A avaliação é do presidente da Comissão Especial de Precatórios da Ordem dos Advogados do Brasil (OAB), Eduardo Gouvêa. Segundo ele, ainda é preciso ver a íntegra da minuta da proposta do vice-presidente do Tribunal de Contas da União (TCU), Bruno Dantas, que prevê um limite de R$ 39,8 bilhões para os precatórios que seriam pagos neste ano, deixando a maior parte, R$ 49,3 bilhões, para 2023. Essa solução será debatida entre os presidentes da Câmara dos Deputados, Arthur Lira (PP-AL), do Senado Federal, Rodrigo Pacheco (DEM-MG) e do Supremo Tribunal Federal (STF), Luiz Fux, até amanhã, de acordo com Pacheco que esteve reunido, nesta segunda-feira (30/08), com o ministro da Economia, Paulo Guedes, na Residência Oficial do Senado. O senador, inclusive, sinalizou apoio à proposta do CNJ a fim de criar espaço fiscal para o governo fazer um Bolsa Família mais robusto.

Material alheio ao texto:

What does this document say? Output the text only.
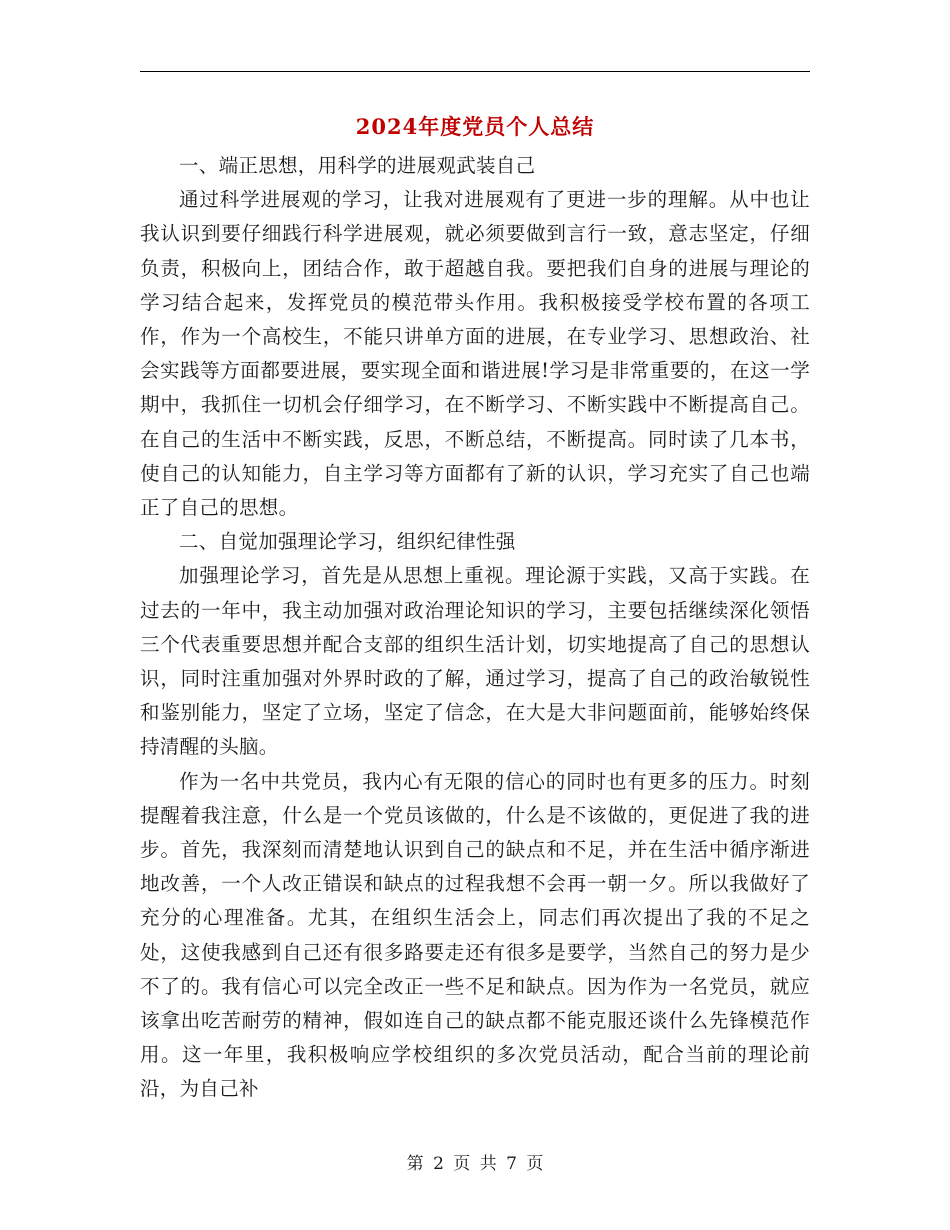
2024年度党员个人总结

一、端正思想，用科学的进展观武装自己

通过科学进展观的学习，让我对进展观有了更进一步的理解。从中也让我认识到要仔细践行科学进展观，就必须要做到言行一致，意志坚定，仔细负责，积极向上，团结合作，敢于超越自我。要把我们自身的进展与理论的学习结合起来，发挥党员的模范带头作用。我积极接受学校布置的各项工作，作为一个高校生，不能只讲单方面的进展，在专业学习、思想政治、社会实践等方面都要进展，要实现全面和谐进展!学习是非常重要的，在这一学期中，我抓住一切机会仔细学习，在不断学习、不断实践中不断提高自己。在自己的生活中不断实践，反思，不断总结，不断提高。同时读了几本书，使自己的认知能力，自主学习等方面都有了新的认识，学习充实了自己也端正了自己的思想。

二、自觉加强理论学习，组织纪律性强

加强理论学习，首先是从思想上重视。理论源于实践，又高于实践。在过去的一年中，我主动加强对政治理论知识的学习，主要包括继续深化领悟三个代表重要思想并配合支部的组织生活计划，切实地提高了自己的思想认识，同时注重加强对外界时政的了解，通过学习，提高了自己的政治敏锐性和鉴别能力，坚定了立场，坚定了信念，在大是大非问题面前，能够始终保持清醒的头脑。

作为一名中共党员，我内心有无限的信心的同时也有更多的压力。时刻提醒着我注意，什么是一个党员该做的，什么是不该做的，更促进了我的进步。首先，我深刻而清楚地认识到自己的缺点和不足，并在生活中循序渐进地改善，一个人改正错误和缺点的过程我想不会再一朝一夕。所以我做好了充分的心理准备。尤其，在组织生活会上，同志们再次提出了我的不足之处，这使我感到自己还有很多路要走还有很多是要学，当然自己的努力是少不了的。我有信心可以完全改正一些不足和缺点。因为作为一名党员，就应该拿出吃苦耐劳的精神，假如连自己的缺点都不能克服还谈什么先锋模范作用。这一年里，我积极响应学校组织的多次党员活动，配合当前的理论前沿，为自己补

第 2 页 共 7 页
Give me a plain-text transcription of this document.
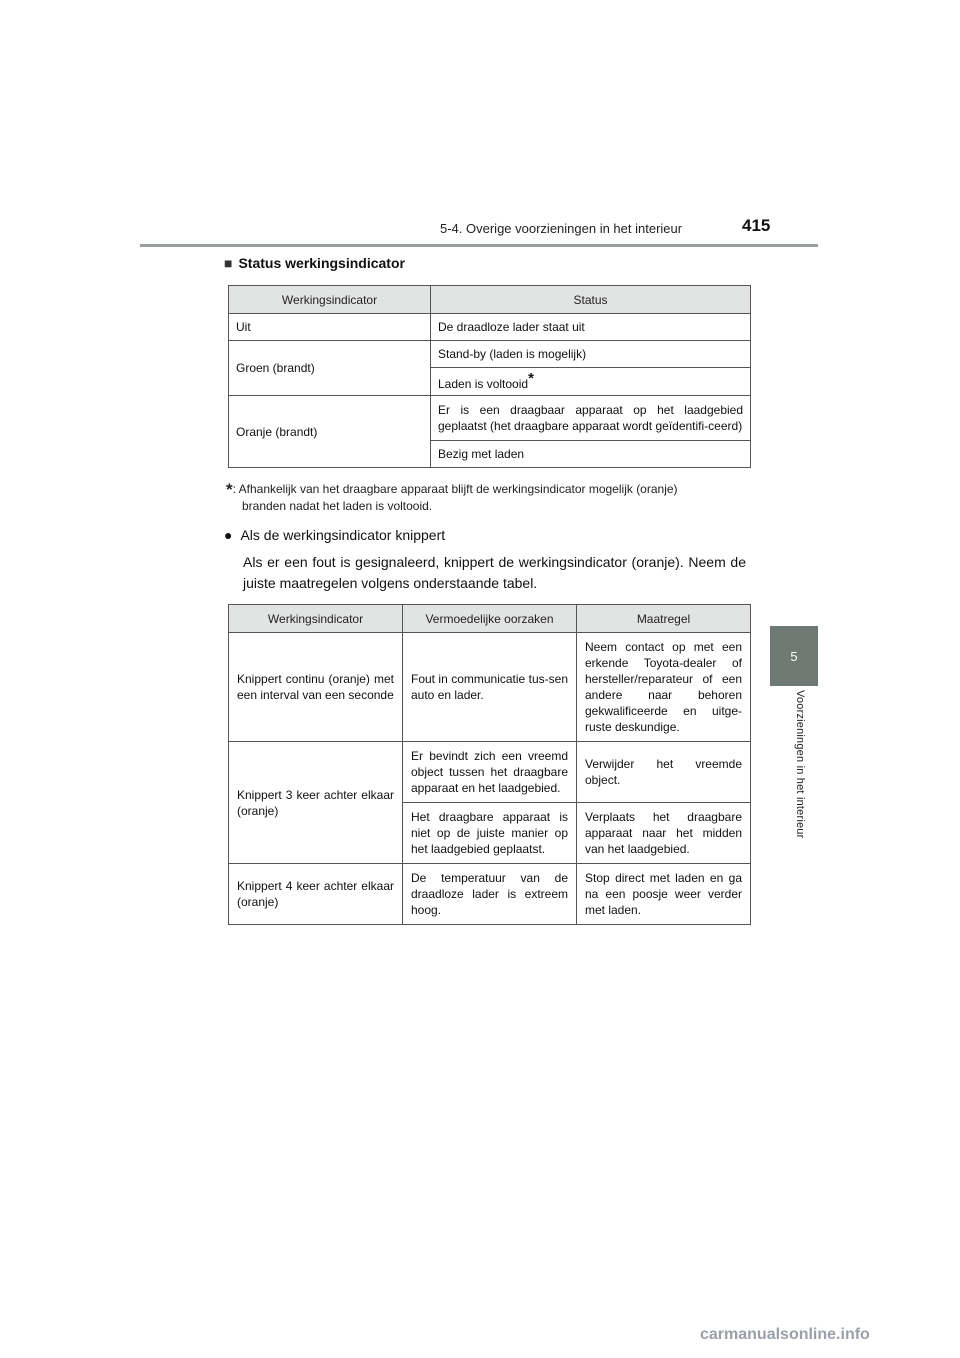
5-4. Overige voorzieningen in het interieur	415
5
Voorzieningen in het interieur
■ Status werkingsindicator
Werkingsindicator	Status
Uit	De draadloze lader staat uit
Groen (brandt)	Stand-by (laden is mogelijk)
	Laden is voltooid*
Oranje (brandt)	Er is een draagbaar apparaat op het laadgebied geplaatst (het draagbare apparaat wordt geïdentifi-ceerd)
	Bezig met laden
*: Afhankelijk van het draagbare apparaat blijft de werkingsindicator mogelijk (oranje)
branden nadat het laden is voltooid.
● Als de werkingsindicator knippert
Als er een fout is gesignaleerd, knippert de werkingsindicator (oranje). Neem de juiste maatregelen volgens onderstaande tabel.
Werkingsindicator	Vermoedelijke oorzaken	Maatregel
Knippert continu (oranje) met een interval van een seconde	Fout in communicatie tus-sen auto en lader.	Neem contact op met een erkende Toyota-dealer of hersteller/reparateur of een andere naar behoren gekwalificeerde en uitge-ruste deskundige.
Knippert 3 keer achter elkaar (oranje)	Er bevindt zich een vreemd object tussen het draagbare apparaat en het laadgebied.	Verwijder het vreemde object.
	Het draagbare apparaat is niet op de juiste manier op het laadgebied geplaatst.	Verplaats het draagbare apparaat naar het midden van het laadgebied.
Knippert 4 keer achter elkaar (oranje)	De temperatuur van de draadloze lader is extreem hoog.	Stop direct met laden en ga na een poosje weer verder met laden.
carmanualsonline.info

“Se essa proposta for aprovada o efeito na dívida será pior do que o da PEC dos precatórios”, alertou Gouvêa. Por conta das multas e dos juros sobre os valores parcelados, além dos novos precatórios que forem vencendo ao longo dos 10 anos do parcelamento previsto na PEC das pedaladas, como vem sendo chamada a PEC 23/2021, essa dívida poderá ficar impagável, porque poderá ultrapassar R$ 1 trilhão, pelos cálculos do especialista que aponta uma série de inconstitucionalidades na PEC das pedaladas. O consenso entre especialistas jurídicos é que essa PEC promove um calote institucionalizado, elevado a insegurança jurídica ao adiar o pagamento de sentenças que já tramitaram, em média, por uma década na Justiça.
Conforme dados do Ministério da Economia, o parcelamento dos precatórios do ano que vem, de R$ 89,1 bilhões, abriria espaço de R$ 35,5 bilhões, no Orçamento, resultado acima da folga anteriormente estimada para o teto de gastos, de R$ 30,4 bilhões, considerando uma inflação de 6,2% para correção das despesas, taxa menor do que as estimativas atuais, que caminham para 8%. Logo, se solução do CNJ, a folga será bem maior, lembrou Gouvêa, para a União se o mesmo limite for aplicado nos anos seguintes. “Todo ano tem processos e valores acima de R$ 50 bilhões, que vão ser acumulados da mesma forma. Eles precisam é serem pagos para não virarem uma bola de neve”, resumiu.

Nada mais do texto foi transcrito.